Liebe @tamaracha , wie versprochen hier meine Reaktion auf Deinen Beitrag im anderen Thread.
Danke erstmal fürs offene Teilen Deiner Geschichte, das hat mich sehr berührt.
Ich habe einen sehr ähnlichen Fall in meinem engsten persönlichen Umfeld. Diese Person ist körperlich behindert von Geburt an (Robinow-Syndrom), relativ offensichtlich ADHSler (ohne offizielle Diagnose wegen Zugangsbarrieren im Heimatland, aber wir uns sehr sicher, er checkt offensichtlich alle Boxen), ist schwul und kommt - wird gleich noch wichtig - aus Italien, also einer Kultur, die soziale Einbindung in Familie und Freunde:innenkreise erheblich selbstverständlicher lebt als das in Deutschland üblich ist.
Wir versuchen seit einem Jahr herauszufinden, ob er Autist ist - und kommen einfach nicht weiter, weil wir immer wieder an dem Punkt landen: 1. Wie unterscheidet man die Ursache für seine offensichtlich autistischen Verhaltens - und Denkweisen zwischen Autismus und Anpassungsdruck auf Grund seiner körperlichen Behinderung? 2. Wie sieht der soziale Teil von Autismus in einer Kultur aus, in der Einzelgängertum quasi unmöglich ist, weil das soziale Umfeld einen schlicht nicht “gehen” lässt und sich erstaunlich inklusiv verhält, einfach aus Tradition?
Wir hatten uns nach ausgiebigen Tests und Diskussion der Diagnosekriterien schon geeinigt, dass er zwar autistische Züge hat, aber die Besonderheiten im Bereich soziale Interaktion und interpersonale Kommunikation nicht ausreichen, um Autist zu “sein”, da kam die Nachricht, dass seine Mutter - unabhängig von unserer Diskussion - eine Autismusdiagnose erhalten hat.
Auch meine eigene Erfahrung hat viel mit diesen Grenzziehungen zu tun. Im Diagnoseprozess ging es bei mir immer wieder um die Frage: Wie unterscheiden wir angeborene Züge von sehr früh erworbenen? Haben meine anderen “Besonderheiten” (nicht binäres Geschlecht, Hochbegabung, kulturelle Unterschiede zu den anderen Kindern in meiner Heimat, Körpergröße - ich war schon immer sehr groß, Übergewicht, …) bestehenden Autismus verstärkt, sind sie vielleicht sogar teilweise davon verursacht - oder simulieren sie Autismus, wo keiner ist?

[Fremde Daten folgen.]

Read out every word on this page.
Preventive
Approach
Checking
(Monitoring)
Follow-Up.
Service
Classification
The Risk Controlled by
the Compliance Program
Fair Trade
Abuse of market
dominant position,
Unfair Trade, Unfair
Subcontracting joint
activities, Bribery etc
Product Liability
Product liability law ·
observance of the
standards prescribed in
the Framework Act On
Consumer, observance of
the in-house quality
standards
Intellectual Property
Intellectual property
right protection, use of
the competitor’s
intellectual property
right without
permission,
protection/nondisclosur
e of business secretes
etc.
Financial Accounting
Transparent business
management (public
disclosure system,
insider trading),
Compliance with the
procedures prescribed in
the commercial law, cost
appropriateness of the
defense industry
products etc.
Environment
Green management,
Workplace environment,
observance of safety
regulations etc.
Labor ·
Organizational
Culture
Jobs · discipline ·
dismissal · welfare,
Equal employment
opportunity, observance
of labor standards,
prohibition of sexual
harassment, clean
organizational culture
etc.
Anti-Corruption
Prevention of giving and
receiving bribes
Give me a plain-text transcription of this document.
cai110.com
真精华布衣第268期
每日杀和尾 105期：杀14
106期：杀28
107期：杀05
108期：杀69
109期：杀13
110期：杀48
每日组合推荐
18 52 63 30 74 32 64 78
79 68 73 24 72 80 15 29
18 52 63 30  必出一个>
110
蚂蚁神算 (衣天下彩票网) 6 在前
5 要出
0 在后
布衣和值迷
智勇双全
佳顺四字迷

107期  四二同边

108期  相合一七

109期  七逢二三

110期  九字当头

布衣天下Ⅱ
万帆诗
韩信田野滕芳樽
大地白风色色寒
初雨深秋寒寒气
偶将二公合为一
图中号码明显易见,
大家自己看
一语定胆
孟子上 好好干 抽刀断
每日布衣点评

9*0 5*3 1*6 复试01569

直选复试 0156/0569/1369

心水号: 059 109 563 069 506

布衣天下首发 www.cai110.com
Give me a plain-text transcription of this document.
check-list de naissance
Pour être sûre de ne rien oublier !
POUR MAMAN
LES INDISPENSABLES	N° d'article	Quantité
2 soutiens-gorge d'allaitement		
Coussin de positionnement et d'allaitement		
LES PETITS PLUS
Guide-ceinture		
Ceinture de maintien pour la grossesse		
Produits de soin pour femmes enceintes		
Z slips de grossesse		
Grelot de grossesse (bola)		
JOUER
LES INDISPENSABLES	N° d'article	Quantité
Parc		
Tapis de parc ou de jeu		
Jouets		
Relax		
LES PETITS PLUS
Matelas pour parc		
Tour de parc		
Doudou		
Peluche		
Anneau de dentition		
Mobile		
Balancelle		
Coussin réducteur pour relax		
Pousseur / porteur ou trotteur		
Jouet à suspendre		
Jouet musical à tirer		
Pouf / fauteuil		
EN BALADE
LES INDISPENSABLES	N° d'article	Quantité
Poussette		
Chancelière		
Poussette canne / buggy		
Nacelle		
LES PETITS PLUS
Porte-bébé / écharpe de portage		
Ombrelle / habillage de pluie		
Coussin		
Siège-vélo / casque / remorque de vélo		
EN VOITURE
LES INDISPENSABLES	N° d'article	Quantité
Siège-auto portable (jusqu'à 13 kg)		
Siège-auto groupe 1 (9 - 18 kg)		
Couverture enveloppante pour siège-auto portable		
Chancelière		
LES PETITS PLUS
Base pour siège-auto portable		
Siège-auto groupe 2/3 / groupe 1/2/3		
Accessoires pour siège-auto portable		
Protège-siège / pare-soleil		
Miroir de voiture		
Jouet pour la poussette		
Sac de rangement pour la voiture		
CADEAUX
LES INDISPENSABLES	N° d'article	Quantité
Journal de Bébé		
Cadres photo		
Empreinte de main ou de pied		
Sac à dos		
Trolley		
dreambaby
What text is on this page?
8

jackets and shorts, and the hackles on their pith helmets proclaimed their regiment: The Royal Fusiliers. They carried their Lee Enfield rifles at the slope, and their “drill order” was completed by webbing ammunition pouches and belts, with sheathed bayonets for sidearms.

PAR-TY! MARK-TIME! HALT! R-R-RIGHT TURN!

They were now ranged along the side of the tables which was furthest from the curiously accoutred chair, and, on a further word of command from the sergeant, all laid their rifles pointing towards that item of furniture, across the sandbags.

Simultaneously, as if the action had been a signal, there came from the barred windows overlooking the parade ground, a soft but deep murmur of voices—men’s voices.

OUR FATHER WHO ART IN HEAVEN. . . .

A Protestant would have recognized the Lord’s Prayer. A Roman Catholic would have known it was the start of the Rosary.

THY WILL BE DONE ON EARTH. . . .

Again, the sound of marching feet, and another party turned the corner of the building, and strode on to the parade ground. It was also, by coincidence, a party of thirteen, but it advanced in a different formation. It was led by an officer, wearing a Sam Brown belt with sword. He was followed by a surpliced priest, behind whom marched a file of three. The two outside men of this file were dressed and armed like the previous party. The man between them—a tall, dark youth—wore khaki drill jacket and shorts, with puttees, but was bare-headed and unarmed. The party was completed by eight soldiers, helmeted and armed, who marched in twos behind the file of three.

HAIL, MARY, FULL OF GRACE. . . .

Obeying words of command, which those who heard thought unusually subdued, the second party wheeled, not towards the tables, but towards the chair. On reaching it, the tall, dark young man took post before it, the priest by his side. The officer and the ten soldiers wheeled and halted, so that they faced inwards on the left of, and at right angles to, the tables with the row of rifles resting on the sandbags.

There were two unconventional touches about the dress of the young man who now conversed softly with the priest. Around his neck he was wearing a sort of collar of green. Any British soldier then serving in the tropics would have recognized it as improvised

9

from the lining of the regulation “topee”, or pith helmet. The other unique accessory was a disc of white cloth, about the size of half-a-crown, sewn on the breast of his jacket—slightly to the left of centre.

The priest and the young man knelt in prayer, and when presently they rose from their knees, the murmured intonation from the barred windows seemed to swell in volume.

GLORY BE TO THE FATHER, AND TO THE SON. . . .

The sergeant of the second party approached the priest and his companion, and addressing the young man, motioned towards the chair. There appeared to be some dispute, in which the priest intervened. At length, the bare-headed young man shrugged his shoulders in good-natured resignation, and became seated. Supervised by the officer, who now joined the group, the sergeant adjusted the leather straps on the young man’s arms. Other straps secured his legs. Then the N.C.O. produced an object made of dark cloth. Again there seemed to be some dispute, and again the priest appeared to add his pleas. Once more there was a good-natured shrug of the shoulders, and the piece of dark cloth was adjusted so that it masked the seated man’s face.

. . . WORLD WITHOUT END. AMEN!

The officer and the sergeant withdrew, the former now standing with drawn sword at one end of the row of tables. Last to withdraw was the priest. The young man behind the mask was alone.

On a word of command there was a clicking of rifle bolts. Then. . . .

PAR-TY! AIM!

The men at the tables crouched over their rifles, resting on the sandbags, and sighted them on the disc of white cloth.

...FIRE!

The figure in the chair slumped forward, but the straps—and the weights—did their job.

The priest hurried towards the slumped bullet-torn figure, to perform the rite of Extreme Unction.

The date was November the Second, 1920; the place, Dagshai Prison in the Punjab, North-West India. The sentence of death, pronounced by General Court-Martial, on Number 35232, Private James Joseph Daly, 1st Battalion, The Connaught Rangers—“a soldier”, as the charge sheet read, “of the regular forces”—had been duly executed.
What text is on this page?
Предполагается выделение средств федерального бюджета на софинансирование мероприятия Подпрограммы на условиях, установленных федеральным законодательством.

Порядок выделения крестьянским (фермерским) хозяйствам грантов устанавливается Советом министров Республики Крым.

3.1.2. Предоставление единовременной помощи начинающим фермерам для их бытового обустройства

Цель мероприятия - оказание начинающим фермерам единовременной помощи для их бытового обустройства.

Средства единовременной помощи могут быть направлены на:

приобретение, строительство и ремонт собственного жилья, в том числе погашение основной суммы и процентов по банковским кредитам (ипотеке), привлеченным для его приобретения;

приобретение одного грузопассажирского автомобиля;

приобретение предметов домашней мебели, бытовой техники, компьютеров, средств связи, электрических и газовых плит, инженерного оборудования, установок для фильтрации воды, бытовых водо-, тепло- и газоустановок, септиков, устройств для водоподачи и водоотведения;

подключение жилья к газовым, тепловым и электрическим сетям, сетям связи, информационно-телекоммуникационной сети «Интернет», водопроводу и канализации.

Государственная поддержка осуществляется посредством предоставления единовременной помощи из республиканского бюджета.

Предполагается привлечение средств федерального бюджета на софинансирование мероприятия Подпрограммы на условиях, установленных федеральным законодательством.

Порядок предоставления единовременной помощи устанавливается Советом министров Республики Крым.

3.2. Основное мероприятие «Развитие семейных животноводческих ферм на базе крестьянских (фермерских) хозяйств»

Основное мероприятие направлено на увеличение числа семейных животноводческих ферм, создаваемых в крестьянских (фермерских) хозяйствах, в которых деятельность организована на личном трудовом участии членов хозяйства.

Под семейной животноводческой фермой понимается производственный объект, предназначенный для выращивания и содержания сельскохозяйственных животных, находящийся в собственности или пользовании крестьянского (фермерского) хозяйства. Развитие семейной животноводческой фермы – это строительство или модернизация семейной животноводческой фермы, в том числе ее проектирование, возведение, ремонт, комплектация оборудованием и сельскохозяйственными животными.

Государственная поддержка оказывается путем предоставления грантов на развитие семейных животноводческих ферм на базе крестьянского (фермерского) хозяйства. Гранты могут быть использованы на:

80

Auf diagnostischer Ebene waren wir irgendwann an dem Punkt wo mein Diagnostiker meinte: Wir können das nicht objektiv klären. Sie erfüllen die Kriterien für eine Diagnose, sie leiden darunter, und eine Diagnose würde Ihnen helfen - also bekommen sie diese auch. Obwohl wir nicht 100 Prozent sicher sein können, ob alle heute, mit Mitte 40, sichtbaren Züge tatsächlich durch angeborenen Autismus verursacht sind.
Für mich persönlich war dieser Pragmatismus sehr hilfreich - und hat mir in der Folge sehr geholfen. Die AuDHD Perspektive erklärt mein Leben und meine Herausforderungen besser als alles, was vorher von Ärzt:innen und Therapeut:innen vermutet wurde, sie ist hochgradig kohärent mit meiner Selbstwahrnehmung und Identität, und die daraus abgeleiteten Interventionen machen mein Leben massiv besser.
Aber dennoch habe ich manchmal Zweifel, ob ich nicht doch irgendwie ein Autismus -”Imposter” bin und, auch angesichts meiner vielen Privilegien, anderen autistischen Menschen Platz und Ressourcen wegnehme, die deutlich klarer und offensichtlicher “ins Raster passen”.
Aber ganz ehrlich - ich bin auch ein Mensch, ich hab ein Recht auf ein gutes Leben und angemessenen Support, und auf der Grundlage des heute verfügbaren Wissens ist AuDHD die beste verfügbare Schublade, um mich dabei zu unterstützen.